Bacteria frequently encounter nutrient limitation in nature. The ability of living in this nutrient shortage environment is vital for bacteria to preserve their population and important for some pathogenic bacteria to cause infectious diseases. Usually, we study how bacteria survive after nutrient depletion, a total starvation condition when bacteria almost cease growth and try to survive. However, nutrient limitation may not always lead to total starvation.
Bacterial adaptation to nutrient shortage was studied by determining bacterial growth curves, intracellular pH, intracellular amino acid contents, gene transcription, protein expression, enzyme activity, and translation and replication activities.

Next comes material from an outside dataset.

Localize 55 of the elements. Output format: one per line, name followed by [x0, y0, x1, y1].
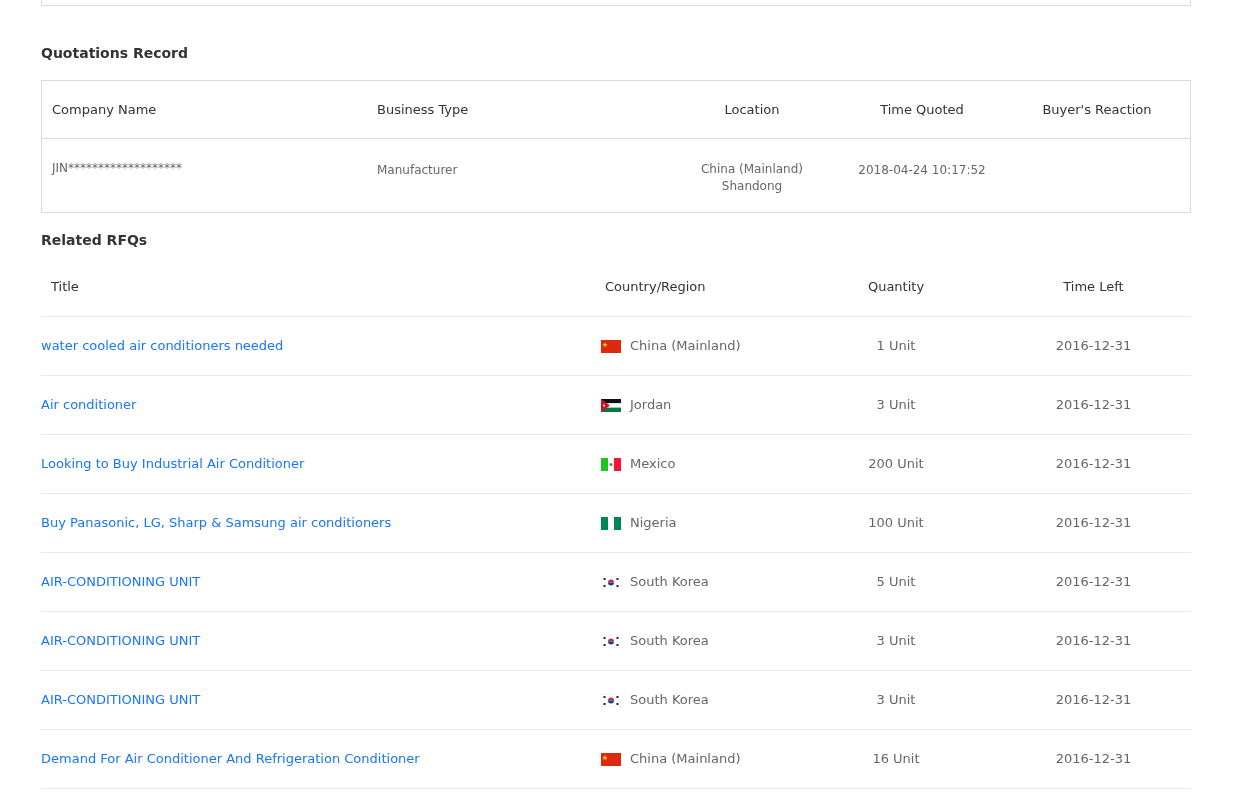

No exogenous supply of methionine results in growth attenuation of Streptococcus pneumoniae, a human pathogen. In this paper, we refer to this inhibited growth state between ceased growth under total starvation and full-speed growth with full nutrients as semi-starvation. Similar to total starvation, methionine semi-starvation also leads to intracellular acidification. Surprisingly, it is intracellular acidification but not insufficient methionine synthesis that causes growth attenuation under methionine semi-starvation. With excessive glutamine supply in the medium, intracellular methionine level was not changed, while bacterial intracellular pH was elevated to ~ 7.6 (the optimal intracellular pH for pneumococcal growth) by glutamine deamination, and bacterial growth under semi-starvation was restored fully. Our data suggest that intracellular acidification decreases translation level and glutamine supply increases intracellular pH to restore translation level, thus restoring bacterial growth.
This growth with intracellular pH adjustment by glutamine is a novel strategy we found for bacterial adaptation to nutrient shortage, which may provide new drug targets to inhibit growth of pathogenic bacteria under semi-starvation.